Zohar told i24News that were Israel to annex the West Bank, Palestinians would not be able to receive full rights. “The two state solution is dead; what is left is a one-state solution with the Arabs here not as full citizens,” he said, “because full citizenship will let them to vote for the Knesset. They will get all the rights like every citizen except voting for the Knesset.”
Israel has controlled the West Bank since capturing it in the 1967 Six Day War but has never moved to annex any of the territory beyond extending sovereignty to East Jerusalem.
Asked if his vision would still leave Israel as a democracy, Zohar said that he proposed allowing full citizenship for those who fulfilled certain criteria to prove their loyalty to the state, such as joining the army. “I promise you: they (the Palestinians) won’t (want to) serve in the army, they will (prefer to) give up the option to vote. They won’t vote in the Knesset. They would prefer not voting and not contributing to this country, believe me,” he said.
Liberman said that the interview sparked angry opposition from foreign countries, whose leaders called him to clarify the official Israeli position.
“I’ve been getting phone calls from them asking me, ‘What’s the coalition’s position?’ I want to make it very clear, at least concerning my worldview: We need to separate from the Palestinians and not absorb Palestinians into our territory,” he said, citing the vast financial burden of offering “at least citizenship” to 2.7 million people, saying it would immediately cost Israel NIS 20 billion ($5.4 billion).

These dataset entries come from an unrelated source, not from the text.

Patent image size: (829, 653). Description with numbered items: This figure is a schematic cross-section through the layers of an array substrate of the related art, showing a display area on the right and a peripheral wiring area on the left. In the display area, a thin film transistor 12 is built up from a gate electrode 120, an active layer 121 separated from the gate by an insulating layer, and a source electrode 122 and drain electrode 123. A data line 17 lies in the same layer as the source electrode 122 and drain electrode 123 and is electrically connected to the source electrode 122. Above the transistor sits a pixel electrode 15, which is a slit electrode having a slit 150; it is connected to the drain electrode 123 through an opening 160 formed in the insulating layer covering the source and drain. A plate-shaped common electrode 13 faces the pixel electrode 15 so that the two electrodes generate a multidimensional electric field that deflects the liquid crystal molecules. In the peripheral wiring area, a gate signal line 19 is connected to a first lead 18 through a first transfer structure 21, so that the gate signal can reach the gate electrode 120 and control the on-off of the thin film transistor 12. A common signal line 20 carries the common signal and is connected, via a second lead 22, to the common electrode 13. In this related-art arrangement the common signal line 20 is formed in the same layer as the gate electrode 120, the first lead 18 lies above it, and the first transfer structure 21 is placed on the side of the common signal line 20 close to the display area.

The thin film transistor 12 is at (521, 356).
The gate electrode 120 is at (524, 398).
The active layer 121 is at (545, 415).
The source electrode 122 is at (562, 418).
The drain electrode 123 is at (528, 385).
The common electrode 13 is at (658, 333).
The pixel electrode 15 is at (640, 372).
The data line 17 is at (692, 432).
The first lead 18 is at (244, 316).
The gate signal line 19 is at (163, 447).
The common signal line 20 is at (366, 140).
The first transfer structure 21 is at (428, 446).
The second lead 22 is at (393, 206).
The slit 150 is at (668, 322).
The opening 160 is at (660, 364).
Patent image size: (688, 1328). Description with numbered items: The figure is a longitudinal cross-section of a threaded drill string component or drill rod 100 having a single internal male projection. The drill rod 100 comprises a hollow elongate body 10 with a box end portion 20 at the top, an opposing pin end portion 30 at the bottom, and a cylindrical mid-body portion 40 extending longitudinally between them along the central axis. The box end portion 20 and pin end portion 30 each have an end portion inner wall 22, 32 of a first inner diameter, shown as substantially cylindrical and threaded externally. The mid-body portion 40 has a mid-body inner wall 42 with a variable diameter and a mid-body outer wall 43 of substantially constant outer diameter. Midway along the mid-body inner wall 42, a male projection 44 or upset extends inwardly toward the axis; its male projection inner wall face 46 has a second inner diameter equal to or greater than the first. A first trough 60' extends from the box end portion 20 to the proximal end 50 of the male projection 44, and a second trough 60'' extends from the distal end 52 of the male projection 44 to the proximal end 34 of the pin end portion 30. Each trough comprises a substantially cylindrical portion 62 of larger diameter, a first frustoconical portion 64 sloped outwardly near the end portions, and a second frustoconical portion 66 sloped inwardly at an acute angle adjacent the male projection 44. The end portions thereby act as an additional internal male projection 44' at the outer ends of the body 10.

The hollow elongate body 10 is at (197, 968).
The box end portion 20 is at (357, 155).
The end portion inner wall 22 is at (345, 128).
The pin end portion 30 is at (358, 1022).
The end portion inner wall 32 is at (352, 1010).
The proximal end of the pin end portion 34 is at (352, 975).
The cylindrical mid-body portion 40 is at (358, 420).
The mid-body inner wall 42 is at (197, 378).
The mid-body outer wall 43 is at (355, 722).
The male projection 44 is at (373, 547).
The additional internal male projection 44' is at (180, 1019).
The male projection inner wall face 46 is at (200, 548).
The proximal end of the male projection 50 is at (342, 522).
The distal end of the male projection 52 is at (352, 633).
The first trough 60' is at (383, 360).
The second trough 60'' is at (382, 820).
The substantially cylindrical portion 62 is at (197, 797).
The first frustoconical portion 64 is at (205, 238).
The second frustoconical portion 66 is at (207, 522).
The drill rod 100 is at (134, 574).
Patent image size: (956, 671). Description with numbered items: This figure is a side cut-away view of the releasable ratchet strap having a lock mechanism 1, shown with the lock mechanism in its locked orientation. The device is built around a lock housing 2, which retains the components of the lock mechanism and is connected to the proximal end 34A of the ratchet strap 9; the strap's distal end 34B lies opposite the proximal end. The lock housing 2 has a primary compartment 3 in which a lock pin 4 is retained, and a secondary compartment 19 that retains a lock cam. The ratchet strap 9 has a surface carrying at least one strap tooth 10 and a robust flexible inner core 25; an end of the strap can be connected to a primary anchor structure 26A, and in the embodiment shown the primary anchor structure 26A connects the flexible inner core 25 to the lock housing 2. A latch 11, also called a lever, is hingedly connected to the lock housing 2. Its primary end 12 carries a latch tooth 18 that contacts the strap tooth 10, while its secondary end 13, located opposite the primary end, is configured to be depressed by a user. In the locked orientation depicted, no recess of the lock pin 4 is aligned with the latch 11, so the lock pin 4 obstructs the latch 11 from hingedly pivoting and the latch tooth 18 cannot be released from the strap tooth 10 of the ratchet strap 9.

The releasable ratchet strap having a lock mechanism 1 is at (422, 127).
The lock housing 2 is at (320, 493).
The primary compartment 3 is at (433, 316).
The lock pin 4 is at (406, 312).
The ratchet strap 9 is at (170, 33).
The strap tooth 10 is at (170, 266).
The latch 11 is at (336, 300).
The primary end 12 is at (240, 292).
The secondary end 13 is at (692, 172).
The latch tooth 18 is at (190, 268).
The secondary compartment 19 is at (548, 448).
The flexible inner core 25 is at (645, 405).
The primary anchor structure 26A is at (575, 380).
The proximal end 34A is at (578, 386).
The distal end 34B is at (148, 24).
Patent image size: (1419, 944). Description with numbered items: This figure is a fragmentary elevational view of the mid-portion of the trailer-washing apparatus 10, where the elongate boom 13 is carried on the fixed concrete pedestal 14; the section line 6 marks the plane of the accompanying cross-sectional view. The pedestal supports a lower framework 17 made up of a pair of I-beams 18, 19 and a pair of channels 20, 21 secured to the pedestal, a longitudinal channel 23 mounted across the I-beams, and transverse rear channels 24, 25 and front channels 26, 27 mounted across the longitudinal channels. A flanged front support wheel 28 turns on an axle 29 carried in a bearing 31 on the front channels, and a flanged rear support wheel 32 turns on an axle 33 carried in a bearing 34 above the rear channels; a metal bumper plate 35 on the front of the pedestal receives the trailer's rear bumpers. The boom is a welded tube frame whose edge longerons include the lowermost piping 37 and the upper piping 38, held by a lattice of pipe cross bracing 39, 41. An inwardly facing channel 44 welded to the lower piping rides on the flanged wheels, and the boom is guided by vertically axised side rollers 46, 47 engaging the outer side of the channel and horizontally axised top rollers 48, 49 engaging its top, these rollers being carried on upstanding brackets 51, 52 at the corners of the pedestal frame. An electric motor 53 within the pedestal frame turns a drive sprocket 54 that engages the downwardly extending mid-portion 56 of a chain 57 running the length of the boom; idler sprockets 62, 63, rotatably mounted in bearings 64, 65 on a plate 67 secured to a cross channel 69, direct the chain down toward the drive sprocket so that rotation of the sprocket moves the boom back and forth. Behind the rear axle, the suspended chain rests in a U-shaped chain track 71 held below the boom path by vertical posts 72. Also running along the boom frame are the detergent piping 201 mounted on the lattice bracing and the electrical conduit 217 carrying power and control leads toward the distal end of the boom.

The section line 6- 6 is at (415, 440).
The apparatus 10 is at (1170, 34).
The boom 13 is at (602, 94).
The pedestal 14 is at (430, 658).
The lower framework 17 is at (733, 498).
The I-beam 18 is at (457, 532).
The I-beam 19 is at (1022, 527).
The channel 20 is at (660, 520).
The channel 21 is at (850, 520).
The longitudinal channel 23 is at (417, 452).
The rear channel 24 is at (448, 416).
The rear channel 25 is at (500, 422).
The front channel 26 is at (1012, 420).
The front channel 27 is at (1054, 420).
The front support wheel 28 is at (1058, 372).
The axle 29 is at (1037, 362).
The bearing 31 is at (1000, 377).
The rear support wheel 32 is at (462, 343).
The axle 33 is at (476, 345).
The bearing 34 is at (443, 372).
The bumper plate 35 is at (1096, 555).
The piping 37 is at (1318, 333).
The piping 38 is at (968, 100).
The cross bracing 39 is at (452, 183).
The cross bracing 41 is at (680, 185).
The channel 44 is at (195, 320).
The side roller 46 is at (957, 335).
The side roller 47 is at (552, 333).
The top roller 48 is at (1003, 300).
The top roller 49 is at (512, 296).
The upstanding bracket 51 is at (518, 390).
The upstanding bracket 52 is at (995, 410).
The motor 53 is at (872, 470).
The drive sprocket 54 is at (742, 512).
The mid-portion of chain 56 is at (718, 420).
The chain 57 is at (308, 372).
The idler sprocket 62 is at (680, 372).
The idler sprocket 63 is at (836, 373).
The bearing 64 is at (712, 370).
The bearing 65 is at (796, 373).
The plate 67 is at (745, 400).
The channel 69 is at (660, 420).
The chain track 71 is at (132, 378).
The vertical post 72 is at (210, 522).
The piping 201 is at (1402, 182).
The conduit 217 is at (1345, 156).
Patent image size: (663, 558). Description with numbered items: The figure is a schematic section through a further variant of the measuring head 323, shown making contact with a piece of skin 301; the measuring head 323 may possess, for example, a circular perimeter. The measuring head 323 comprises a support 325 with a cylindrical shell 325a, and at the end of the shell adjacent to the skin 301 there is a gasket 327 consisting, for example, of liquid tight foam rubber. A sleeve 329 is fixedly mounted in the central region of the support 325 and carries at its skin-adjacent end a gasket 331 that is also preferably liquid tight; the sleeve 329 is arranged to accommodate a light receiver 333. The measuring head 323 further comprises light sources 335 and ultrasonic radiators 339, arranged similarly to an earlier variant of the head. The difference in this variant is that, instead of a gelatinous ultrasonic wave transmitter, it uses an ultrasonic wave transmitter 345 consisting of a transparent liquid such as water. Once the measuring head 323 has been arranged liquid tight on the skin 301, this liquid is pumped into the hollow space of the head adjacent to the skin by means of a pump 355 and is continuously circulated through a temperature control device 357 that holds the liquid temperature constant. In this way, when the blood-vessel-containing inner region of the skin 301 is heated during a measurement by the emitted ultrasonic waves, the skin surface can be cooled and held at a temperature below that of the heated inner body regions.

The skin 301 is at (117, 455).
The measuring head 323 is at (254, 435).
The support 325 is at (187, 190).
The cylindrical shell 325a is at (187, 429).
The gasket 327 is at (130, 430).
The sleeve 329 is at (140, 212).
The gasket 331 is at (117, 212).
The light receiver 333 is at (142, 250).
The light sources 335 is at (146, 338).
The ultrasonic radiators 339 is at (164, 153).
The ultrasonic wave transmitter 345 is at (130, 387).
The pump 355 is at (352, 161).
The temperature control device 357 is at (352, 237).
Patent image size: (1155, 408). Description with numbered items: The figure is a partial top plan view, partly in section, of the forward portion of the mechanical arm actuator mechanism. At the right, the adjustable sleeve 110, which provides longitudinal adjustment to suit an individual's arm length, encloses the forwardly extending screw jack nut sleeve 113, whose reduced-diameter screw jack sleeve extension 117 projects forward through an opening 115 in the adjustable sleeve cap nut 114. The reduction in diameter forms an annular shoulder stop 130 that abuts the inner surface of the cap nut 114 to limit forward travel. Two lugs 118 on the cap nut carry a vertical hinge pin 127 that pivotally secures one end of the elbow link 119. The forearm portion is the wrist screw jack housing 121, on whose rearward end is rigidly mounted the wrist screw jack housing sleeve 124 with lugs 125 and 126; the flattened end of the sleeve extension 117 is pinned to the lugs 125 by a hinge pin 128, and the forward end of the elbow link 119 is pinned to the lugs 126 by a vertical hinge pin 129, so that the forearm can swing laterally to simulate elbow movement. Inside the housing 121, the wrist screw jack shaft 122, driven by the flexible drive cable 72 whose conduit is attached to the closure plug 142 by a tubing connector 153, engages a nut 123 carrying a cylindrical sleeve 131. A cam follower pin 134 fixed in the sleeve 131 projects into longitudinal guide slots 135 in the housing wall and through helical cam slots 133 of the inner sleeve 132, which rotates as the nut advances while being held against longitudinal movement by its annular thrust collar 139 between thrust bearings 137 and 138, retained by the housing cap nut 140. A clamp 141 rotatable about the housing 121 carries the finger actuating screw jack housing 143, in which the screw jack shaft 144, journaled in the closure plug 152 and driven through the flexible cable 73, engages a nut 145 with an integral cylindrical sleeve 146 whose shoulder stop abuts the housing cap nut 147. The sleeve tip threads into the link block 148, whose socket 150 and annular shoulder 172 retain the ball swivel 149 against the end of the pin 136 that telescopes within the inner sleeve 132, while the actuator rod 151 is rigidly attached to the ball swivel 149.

“Zohar is a leading member of the coalition. I believe he’s the acting chairman of the coalition… I call on members of the Knesset and first and foremost on the coalition to act responsibly and take a clear and firm position,” Liberman added.
Deputy Foreign Minister Tzipi Hotovely (Likud) dismissed Liberman’s warning, saying he was trying “to dictate a reality that has not yet been created in Washington.”
“The current [US] government has not yet formulated its strategic plan for the region… [It is] open to new political thinking and all options are still on the table,” she said.
Speaking to The Times of Israel after the committee meeting, Zohar said that Liberman appeared to have confused Trump’s position with that of the previous administration.
“I would not be so quick to bury US policy toward Israel under Obama’s positions,” he said. “The new administration is relying on Netanyahu to set policy for the good of Israel.”
Despite Zohar’s assertion, coalition lawmakers agreed over the weekend to delay a contentious vote on extending Israeli sovereignty to the Jerusalem-area settlement of Ma’ale Adumim.
Likud MK Yoav Kisch and Jewish Home MK Bezalel Smotrich announced on Friday that at the request of Prime Minister Benjamin Netanyahu, they would postpone putting the annexation bill to the Ministerial Committee for Legislation until March 12.
The proposed legislation, vociferously condemned by the international community, has already been postponed several times in recent months. At Washington’s request, it was delayed until after the February meeting between Netanyahu and Trump.
While Trump has indicated he could be more tolerant of Israeli settlements than the Obama administration was, Netanyahu on Monday reportedly said the two leaders had yet to cement an agreement regarding his government’s policies in the West Bank. At their February press conference, Trump asked Netanyahu to “hold back on settlements for a little bit.”
Speaking at a Likud faction meeting last week, Netanyahu confirmed he was working with the White House to establish a “mechanism” for coordinating settlement construction, but added that “things are not as simple as you think they are.”